PUTUSAN HAKIM TERHADAP TINDAK
PIDANA PEMBUNUHAN YANG
BERLATAR BELAKANG CAROK DI
SAMPANG MADURA
Oleh
Mahmudi
Kitab Undang-undang Hukum Pidana (KUHP), tidak mengenal istilah pedoman
pemidanaan bagi Majelis Hakim yang menjatuhkan pidana bagi nara pidana, baik
pidana mati, pidana seumur hidup maupun pidana lainnya yang diputuskan oleh
Majelis Hakim. Kita
Undang-undang Hukum Pidana yang merupakan warisan dari zaman kolonial, hanya
mengenal istilah pertimbangan bagi Majelis Hakim dalam menjatuhkan putuusannya,
yaitu pertimbangan yang memberatkan bagi terdakwa dan pertimbangan yang
meringankan dalam putusannya, hal seperti inilah yang menjadi dasar
pertimbangan Hakim dalam menjatuhkan pidana bagi terdakwa, oleh karena itu
Hakim tidak memberikan standar penjatuhan pidana bagi terdakwa yang melakukan
tidak pidana. Maka dari itu Hakim dalam menjatuhkan putusan bagi terdakwa harus
melihat dan memperhatikan asas yang terdapat dalam Pasal 1 ayat (1) Kitab
Undang-undang Hukum Pidana (KUHP) yaitu asas legalitas. Berbeda dengan dengan
Kitab Undang-undang Hukum Pidana (KUHP), konsep Rancangan Undang-undang 17 Kitab
Undang-undang Hukum Pidana (RUU KUHP) tahun 2006, dicantumkan atau di tentukan
pedoman pemidanaan, hal tersebut diharapkan agar menjadi pedoman pemidanaan
bagi Majelis Hakim dalam menjatuhkan pidana bagi terdakwa, sehingga tercapai
tujuan pemidanaan yang adil bagi masyarakat.

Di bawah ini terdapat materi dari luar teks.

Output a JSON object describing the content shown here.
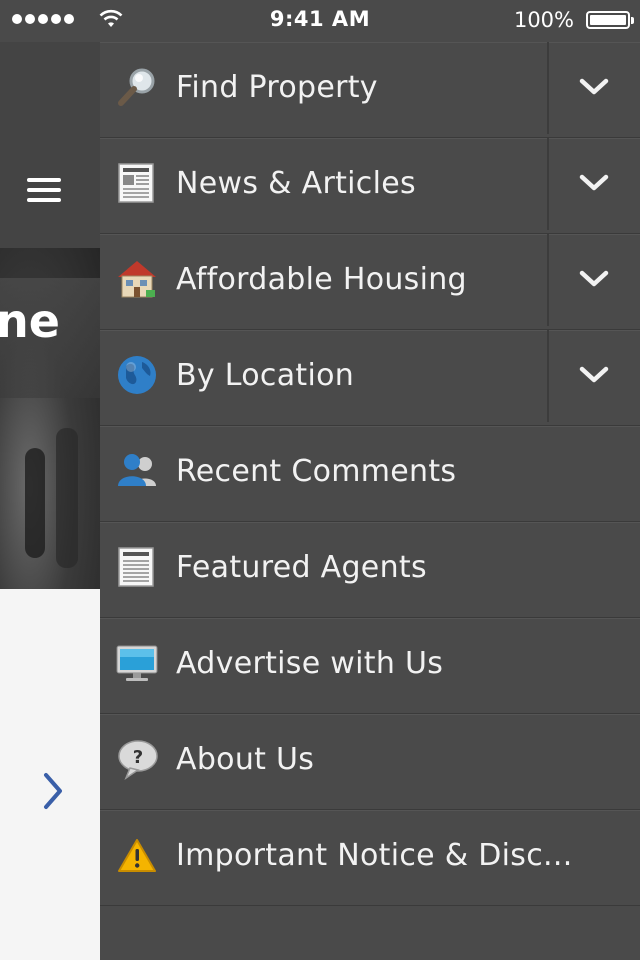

Dari tidak adanya tujuan dan pedoman pemidanaan
didalam Kitab Undangundang Hukum Pidana (KUHP) yang menjadi dasar dan panutan
oleh Hakim dalam menjatuhkan suatu pidana bagi terdakwa, hal tersebut
sering menjadi perbincangan dikalangan akademisi dan juga dikalangan praktisi
hukum, yaitu penjatuhan pidana atau penerapan pidana kepada pelaku tindak
pidana yang mana stiap putusan Hakim selalu berpedoman kepada Undang-undang
yang berlaku saat ini dan Hakim tidak menggali nilai-nilai budaya yang hidup
dalam masyarakat.
Pembunuhan yang terjadi di
masyarakat Sampang yang penulis telah menjelaskan sebelumnya, jika ditarik
kepada suatu pemahaman ialah, tujuan dan pedoman pemidanaan diformulasikan
bukan untuk menghapus tindak pidana yang terjadi saat ini melainkan dapat
dipertanggung jawabkan, karena dalam pemidanaan mengandung suatu permasalahan
yang amat komplek dan juga mengandung suatu makna yang sangat mendalam, baik
hal tersebut bersifat yuridis, sosiologis maupun yang bersifat filosofis.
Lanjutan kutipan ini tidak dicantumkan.